Melody, seize ans, est une jeune fille pleine de vie à l’avenir radieux. Seize ans, c’est l’âge à laquelle Iris sa mère l’a mise au monde, avant de prendre de la distance avec elle dépassée par cette maternité précoce et accidentelle. Élevée par son père Aubrey et ses grands-parents Po’Boy et Sabe, dont on suit les pensées à tour de rôle, elle est le ciment de cette famille pas comme les autres qui a du composer avec son arrivée, et dont l’histoire se révèle à nous progressivement tout au long du récit…
Jacqueline Woodson signe ici un très beau roman à la fois intime et universel sur les liens familiaux et la transmission, la maternité et le passage à l’âge adulte, mais aussi sur comment se construire lorsque l’on est afro-américain dans un pays où ses ancêtres ont subi le pire, et où l’on continue à devoir subir le racisme tout en tentant d’y échapper pour ne pas s’enfermer dans cette unique définition de soi.
Les personnages sont complexes et réalistes, et le découpage en chapitres qui alternent leur point de vue est brillamment mené.

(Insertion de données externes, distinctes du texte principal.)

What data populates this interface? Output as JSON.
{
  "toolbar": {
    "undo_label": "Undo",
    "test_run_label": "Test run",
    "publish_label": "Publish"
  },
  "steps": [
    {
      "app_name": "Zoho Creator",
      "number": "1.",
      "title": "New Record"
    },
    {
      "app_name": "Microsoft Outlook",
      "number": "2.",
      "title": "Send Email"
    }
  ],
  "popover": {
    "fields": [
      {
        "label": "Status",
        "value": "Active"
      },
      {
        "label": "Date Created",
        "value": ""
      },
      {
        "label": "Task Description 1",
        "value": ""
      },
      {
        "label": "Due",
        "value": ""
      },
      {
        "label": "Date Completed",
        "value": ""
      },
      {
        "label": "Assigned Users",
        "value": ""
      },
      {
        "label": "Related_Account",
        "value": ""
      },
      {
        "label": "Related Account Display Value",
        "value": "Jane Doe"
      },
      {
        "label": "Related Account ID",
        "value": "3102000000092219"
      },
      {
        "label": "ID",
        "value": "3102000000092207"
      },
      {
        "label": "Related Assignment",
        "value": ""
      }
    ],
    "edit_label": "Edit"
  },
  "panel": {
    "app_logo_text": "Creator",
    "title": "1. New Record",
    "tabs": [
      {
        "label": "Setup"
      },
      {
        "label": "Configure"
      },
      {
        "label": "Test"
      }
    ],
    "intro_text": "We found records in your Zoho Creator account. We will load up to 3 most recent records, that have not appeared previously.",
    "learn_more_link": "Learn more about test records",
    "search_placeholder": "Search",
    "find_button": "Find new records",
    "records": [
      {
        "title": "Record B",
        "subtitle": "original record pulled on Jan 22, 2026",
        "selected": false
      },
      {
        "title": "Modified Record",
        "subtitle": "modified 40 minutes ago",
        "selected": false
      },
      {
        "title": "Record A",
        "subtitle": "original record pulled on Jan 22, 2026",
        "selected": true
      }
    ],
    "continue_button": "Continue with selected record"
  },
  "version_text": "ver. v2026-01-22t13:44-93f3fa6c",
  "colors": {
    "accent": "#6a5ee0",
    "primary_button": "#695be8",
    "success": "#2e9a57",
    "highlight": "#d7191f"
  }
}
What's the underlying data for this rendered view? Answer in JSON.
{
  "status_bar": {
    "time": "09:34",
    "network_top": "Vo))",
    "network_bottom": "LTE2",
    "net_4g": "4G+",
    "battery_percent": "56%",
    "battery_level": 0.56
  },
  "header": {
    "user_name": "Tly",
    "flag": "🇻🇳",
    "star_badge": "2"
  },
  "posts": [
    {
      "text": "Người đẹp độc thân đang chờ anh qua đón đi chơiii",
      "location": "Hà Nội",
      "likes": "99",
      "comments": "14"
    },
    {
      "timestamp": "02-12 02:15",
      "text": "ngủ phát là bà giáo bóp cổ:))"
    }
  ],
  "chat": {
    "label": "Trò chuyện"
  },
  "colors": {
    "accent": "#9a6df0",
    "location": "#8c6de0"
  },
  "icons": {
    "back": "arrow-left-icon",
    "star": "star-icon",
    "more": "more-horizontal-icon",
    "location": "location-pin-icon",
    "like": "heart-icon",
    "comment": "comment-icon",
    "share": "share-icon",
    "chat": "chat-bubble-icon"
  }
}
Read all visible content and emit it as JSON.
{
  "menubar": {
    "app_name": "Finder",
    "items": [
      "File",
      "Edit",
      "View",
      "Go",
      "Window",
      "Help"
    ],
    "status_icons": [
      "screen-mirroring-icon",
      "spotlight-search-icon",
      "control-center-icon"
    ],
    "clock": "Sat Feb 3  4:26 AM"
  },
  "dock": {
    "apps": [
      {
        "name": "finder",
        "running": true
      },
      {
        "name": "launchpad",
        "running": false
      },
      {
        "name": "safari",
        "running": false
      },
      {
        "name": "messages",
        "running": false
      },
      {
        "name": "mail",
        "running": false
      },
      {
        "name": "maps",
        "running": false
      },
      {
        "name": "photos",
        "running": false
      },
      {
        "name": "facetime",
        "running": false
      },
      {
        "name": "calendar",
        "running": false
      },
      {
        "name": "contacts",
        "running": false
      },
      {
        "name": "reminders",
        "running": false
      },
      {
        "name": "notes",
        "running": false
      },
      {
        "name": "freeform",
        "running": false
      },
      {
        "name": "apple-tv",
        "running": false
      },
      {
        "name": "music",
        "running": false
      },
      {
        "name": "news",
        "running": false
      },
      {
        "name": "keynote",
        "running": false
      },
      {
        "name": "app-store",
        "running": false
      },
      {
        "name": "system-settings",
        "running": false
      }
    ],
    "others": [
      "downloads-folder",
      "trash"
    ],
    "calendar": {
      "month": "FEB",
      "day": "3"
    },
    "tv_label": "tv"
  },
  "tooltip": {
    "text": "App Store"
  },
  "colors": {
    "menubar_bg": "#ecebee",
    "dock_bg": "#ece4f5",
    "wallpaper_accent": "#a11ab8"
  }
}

Tout s’éclaire petit à petit, et l’on plonge progressivement plus en profondeur dans l’intimité de chacun.
Du massacre de Tulsa au 11 septembre, l’autrice mêle habilement petite et grande histoire. Elle explore l’identité noire dans sa construction et sa transmission des traumatismes intergénérationnels, mais célèbre également beauté et la résilience de toute une partie de la population américaine. Magnifique, organique, poétique et bouleversant.
De feu et d’or, Jacqueline Woodson. Editions Stock, 2021.